When they reached Falmouth Junction, a railway centre of note, their ways diverged. At the station, Royal bought coffee, sandwiches, and fruit, all of which he shared with the man; and the man gave him two black cigars at parting. Royal liked that furniture-fellow. He considered that when compared with the one-armed miscarrier of justice, the man had the makings of an excellent leprecaun in him; his beard sticking out of the mist was just like a leprecaun’s. But although the man, in his dreamy behindhand (or else beforehand) way, had confided much to Royal, with a wealth of detail as to his youngest child, “cutest kid of the bunch, and a reg’lar Dannle Webster with his spellin’-book,” our traveller did not in return open his heart about his escape from the jail-room. For a long time after that incident, Royal was inclined to suspect both justice and peace in quarters where they were least intended.
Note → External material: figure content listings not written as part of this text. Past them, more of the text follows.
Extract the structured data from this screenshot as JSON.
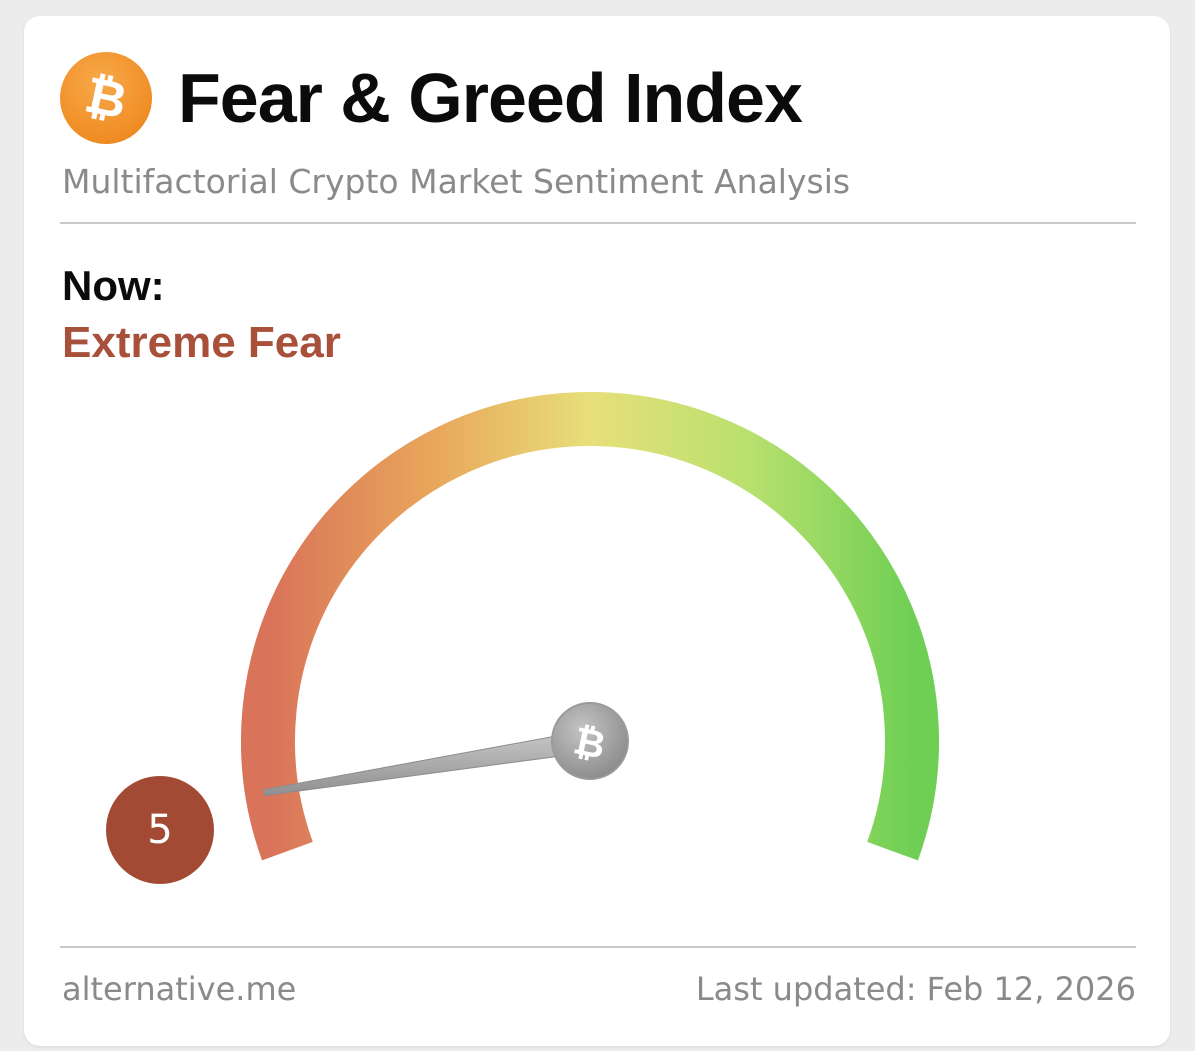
{
  "header": {
    "logo_glyph": "₿",
    "title": "Fear & Greed Index",
    "subtitle": "Multifactorial Crypto Market Sentiment Analysis"
  },
  "now": {
    "label": "Now:",
    "sentiment": "Extreme Fear",
    "value": "5",
    "value_number": 5,
    "scale_min": 0,
    "scale_max": 100
  },
  "gauge": {
    "hub_glyph": "₿"
  },
  "footer": {
    "source": "alternative.me",
    "last_updated": "Last updated: Feb 12, 2026"
  },
  "colors": {
    "extreme_fear": "#a24a34",
    "fear": "#e8a55a",
    "neutral": "#e5e07a",
    "greed": "#a4dd6a",
    "extreme_greed": "#6fcf54",
    "logo_orange": "#f08d24"
  },
  "icons": {
    "logo": "bitcoin-icon",
    "needle_hub": "bitcoin-icon"
  }
}
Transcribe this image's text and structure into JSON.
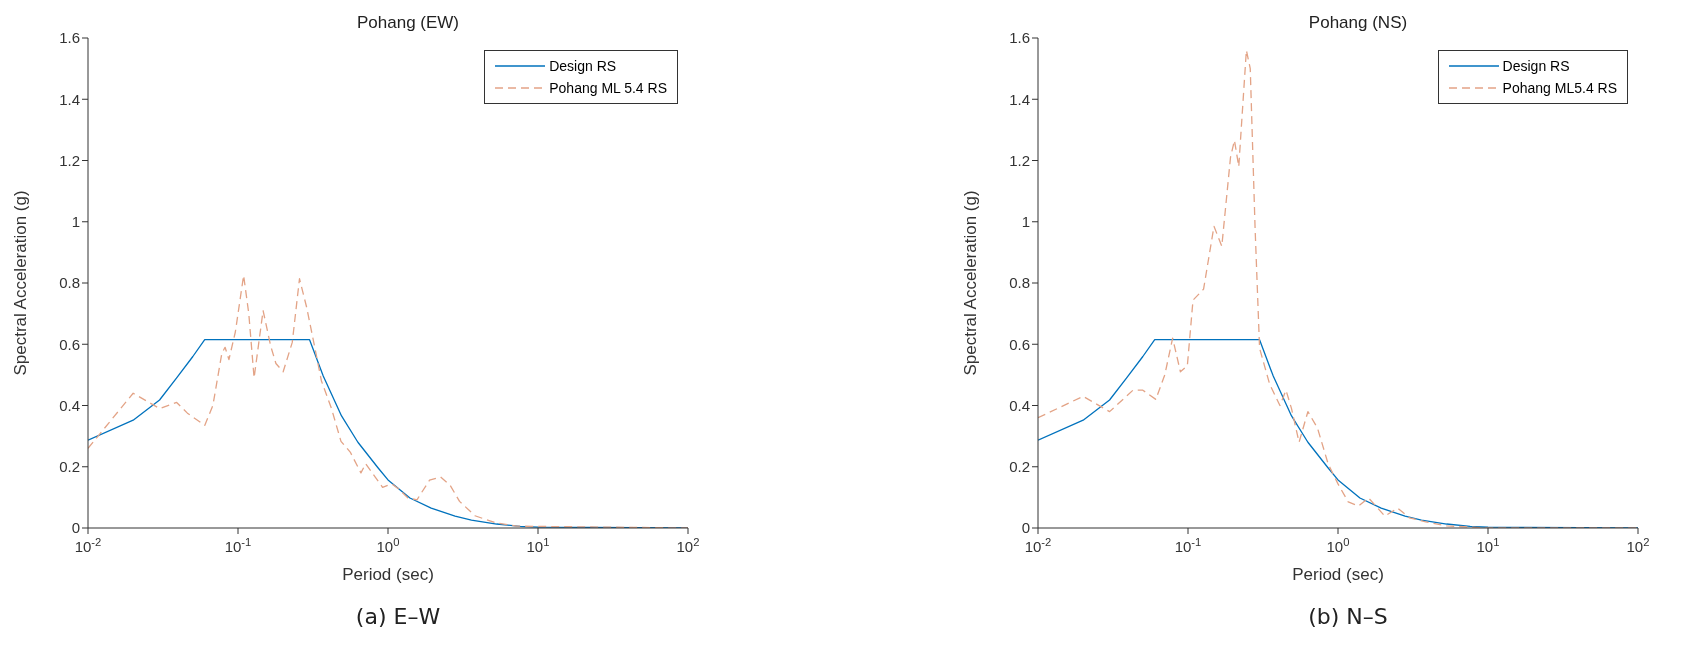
{
  "chart_data": [
    {
      "type": "line",
      "title": "Pohang (EW)",
      "xlabel": "Period (sec)",
      "ylabel": "Spectral Acceleration (g)",
      "annotations": [
        "(a) E–W"
      ],
      "log": "x",
      "legend": "top right",
      "marker": "none",
      "xlim": [
        0.01,
        100
      ],
      "xticks": [
        {
          "value": 0.01,
          "label": "10$^{-2}$"
        },
        {
          "value": 0.1,
          "label": "10$^{-1}$"
        },
        {
          "value": 1,
          "label": "10$^{0}$"
        },
        {
          "value": 10,
          "label": "10$^{1}$"
        },
        {
          "value": 100,
          "label": "10$^{2}$"
        }
      ],
      "ylim": [
        0,
        1.6
      ],
      "yticks": [
        0,
        0.2,
        0.4,
        0.6,
        0.8,
        1,
        1.2,
        1.4,
        1.6
      ],
      "series": [
        {
          "name": "Design RS",
          "color": "#0072bd",
          "line_style": "solid",
          "x": [
            0.01,
            0.02,
            0.03,
            0.039,
            0.05,
            0.06,
            0.3,
            0.37,
            0.49,
            0.63,
            0.86,
            1,
            1.4,
            1.94,
            2.8,
            3.6,
            5.3,
            7.6,
            10,
            100
          ],
          "values": [
            0.287,
            0.352,
            0.418,
            0.49,
            0.56,
            0.615,
            0.615,
            0.496,
            0.366,
            0.28,
            0.196,
            0.157,
            0.098,
            0.065,
            0.039,
            0.026,
            0.013,
            0.005,
            0.003,
            0
          ]
        },
        {
          "name": "Pohang ML 5.4 RS",
          "color": "#e3a386",
          "line_style": "dashed",
          "x": [
            0.01,
            0.02,
            0.03,
            0.039,
            0.046,
            0.06,
            0.068,
            0.078,
            0.082,
            0.087,
            0.096,
            0.109,
            0.118,
            0.128,
            0.147,
            0.165,
            0.179,
            0.2,
            0.23,
            0.257,
            0.287,
            0.32,
            0.36,
            0.42,
            0.486,
            0.56,
            0.66,
            0.71,
            0.82,
            0.92,
            1.06,
            1.18,
            1.36,
            1.56,
            1.89,
            2.24,
            2.6,
            3,
            3.8,
            5.2,
            7.2,
            100
          ],
          "values": [
            0.26,
            0.44,
            0.39,
            0.41,
            0.375,
            0.335,
            0.4,
            0.57,
            0.59,
            0.55,
            0.64,
            0.825,
            0.7,
            0.49,
            0.71,
            0.595,
            0.537,
            0.51,
            0.606,
            0.814,
            0.72,
            0.606,
            0.48,
            0.39,
            0.283,
            0.248,
            0.18,
            0.21,
            0.167,
            0.133,
            0.144,
            0.127,
            0.098,
            0.092,
            0.156,
            0.167,
            0.139,
            0.087,
            0.04,
            0.017,
            0.006,
            0
          ]
        }
      ]
    },
    {
      "type": "line",
      "title": "Pohang (NS)",
      "xlabel": "Period (sec)",
      "ylabel": "Spectral Acceleration (g)",
      "annotations": [
        "(b) N–S"
      ],
      "log": "x",
      "legend": "top right",
      "marker": "none",
      "xlim": [
        0.01,
        100
      ],
      "xticks": [
        {
          "value": 0.01,
          "label": "10$^{-2}$"
        },
        {
          "value": 0.1,
          "label": "10$^{-1}$"
        },
        {
          "value": 1,
          "label": "10$^{0}$"
        },
        {
          "value": 10,
          "label": "10$^{1}$"
        },
        {
          "value": 100,
          "label": "10$^{2}$"
        }
      ],
      "ylim": [
        0,
        1.6
      ],
      "yticks": [
        0,
        0.2,
        0.4,
        0.6,
        0.8,
        1,
        1.2,
        1.4,
        1.6
      ],
      "series": [
        {
          "name": "Design RS",
          "color": "#0072bd",
          "line_style": "solid",
          "x": [
            0.01,
            0.02,
            0.03,
            0.039,
            0.05,
            0.06,
            0.3,
            0.37,
            0.49,
            0.63,
            0.86,
            1,
            1.4,
            1.94,
            2.8,
            3.6,
            5.3,
            7.6,
            10,
            100
          ],
          "values": [
            0.287,
            0.352,
            0.418,
            0.49,
            0.56,
            0.615,
            0.615,
            0.496,
            0.366,
            0.28,
            0.196,
            0.157,
            0.098,
            0.065,
            0.039,
            0.026,
            0.013,
            0.005,
            0.003,
            0
          ]
        },
        {
          "name": "Pohang ML5.4 RS",
          "color": "#e3a386",
          "line_style": "dashed",
          "x": [
            0.01,
            0.02,
            0.03,
            0.043,
            0.05,
            0.061,
            0.07,
            0.079,
            0.089,
            0.099,
            0.108,
            0.127,
            0.149,
            0.168,
            0.192,
            0.204,
            0.218,
            0.245,
            0.26,
            0.28,
            0.3,
            0.35,
            0.41,
            0.45,
            0.49,
            0.55,
            0.63,
            0.73,
            0.86,
            1,
            1.17,
            1.37,
            1.6,
            2.05,
            2.5,
            3,
            3.85,
            5.3,
            7.6,
            10,
            100
          ],
          "values": [
            0.36,
            0.43,
            0.38,
            0.45,
            0.45,
            0.42,
            0.5,
            0.62,
            0.51,
            0.53,
            0.744,
            0.78,
            0.985,
            0.92,
            1.21,
            1.266,
            1.18,
            1.56,
            1.5,
            0.98,
            0.587,
            0.47,
            0.4,
            0.45,
            0.39,
            0.28,
            0.38,
            0.326,
            0.209,
            0.144,
            0.085,
            0.072,
            0.098,
            0.039,
            0.065,
            0.033,
            0.02,
            0.007,
            0.003,
            0,
            0
          ]
        }
      ]
    }
  ]
}
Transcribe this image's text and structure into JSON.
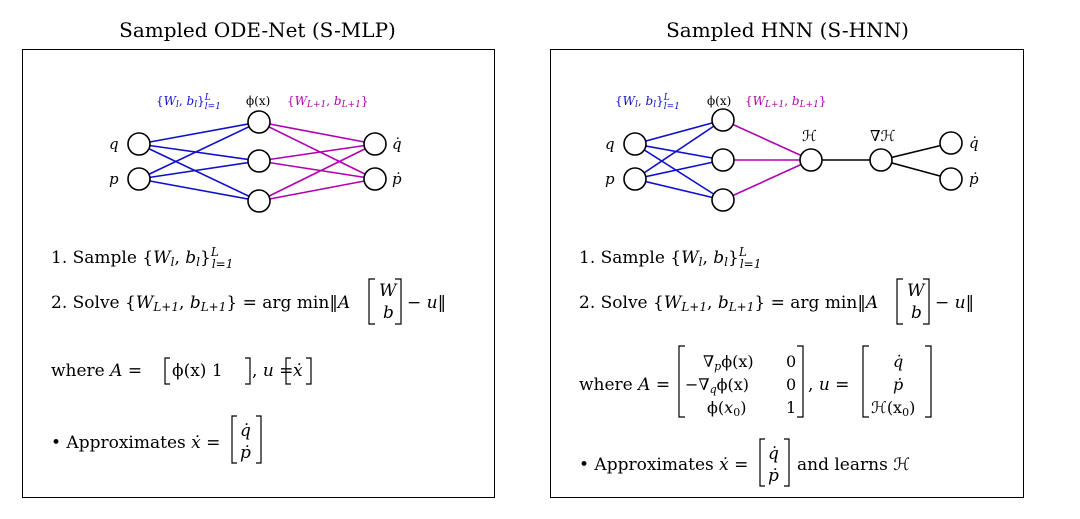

Falmouth town boasts a traffic policeman; Royal, on spying those bright buttons, took swiftly to the road again.
And now, on the last stretch of his wander-week, he bethought himself of the soldier grave on that little hill, scarcely an hour’s walk from the very end of his appointed round. He loved the place; he felt drowsy, in spite of the railway coffee and the fresh morning air, and he wanted to lie down and sleep for a pleasant hour under those pines, his head pillowed on heroic ashes. He phrased it thus to himself, although he knew that he would probably find a better resting-place on the warm ground somewhat removed from the grave. After a good little snatch of sleep, there would be time for a few last touches on the Amaryllis poem, and then, home. The Sumac Sonnet could wait. After all, a beefsteak luncheon has its merits.
Royal was more tired than he knew. His pleasant hour of sleep multiplied itself by two, by three, by four. He woke with a start to find that the day was no longer young. He would have to step lively if he hoped to reach home by tea-time; scones, fresh from the oven! But he had just had a very marvellous dream, and surely, before the glamour of it should vanish, he owed it to the world to put some breath of it into his poem.
Enthralled by his verses, the poet resented the approach of that other traveller, just puffing up over the western slope of the little hill. The man was forty-five or fifty or even sixty, the boy guessed; oh, ever so old! He was soiled, obese, crumpled, out of breath; he needed a shave. Limp gray hairs straggled behind his plaided cap. His profile was fattened, yet highly predacious. But his tweeds seemed rather better in quality than Royal’s, his shoes no worse. Royal’s bookish theory that you can always tell at a glance whether a man is a gentleman or not fell to pieces under that fugitive’s weary, wary eye. Certainly no poet, our sumac sonneteer decided. Villon never looked quite like that, nor Poe, nor Vachel Lindsay.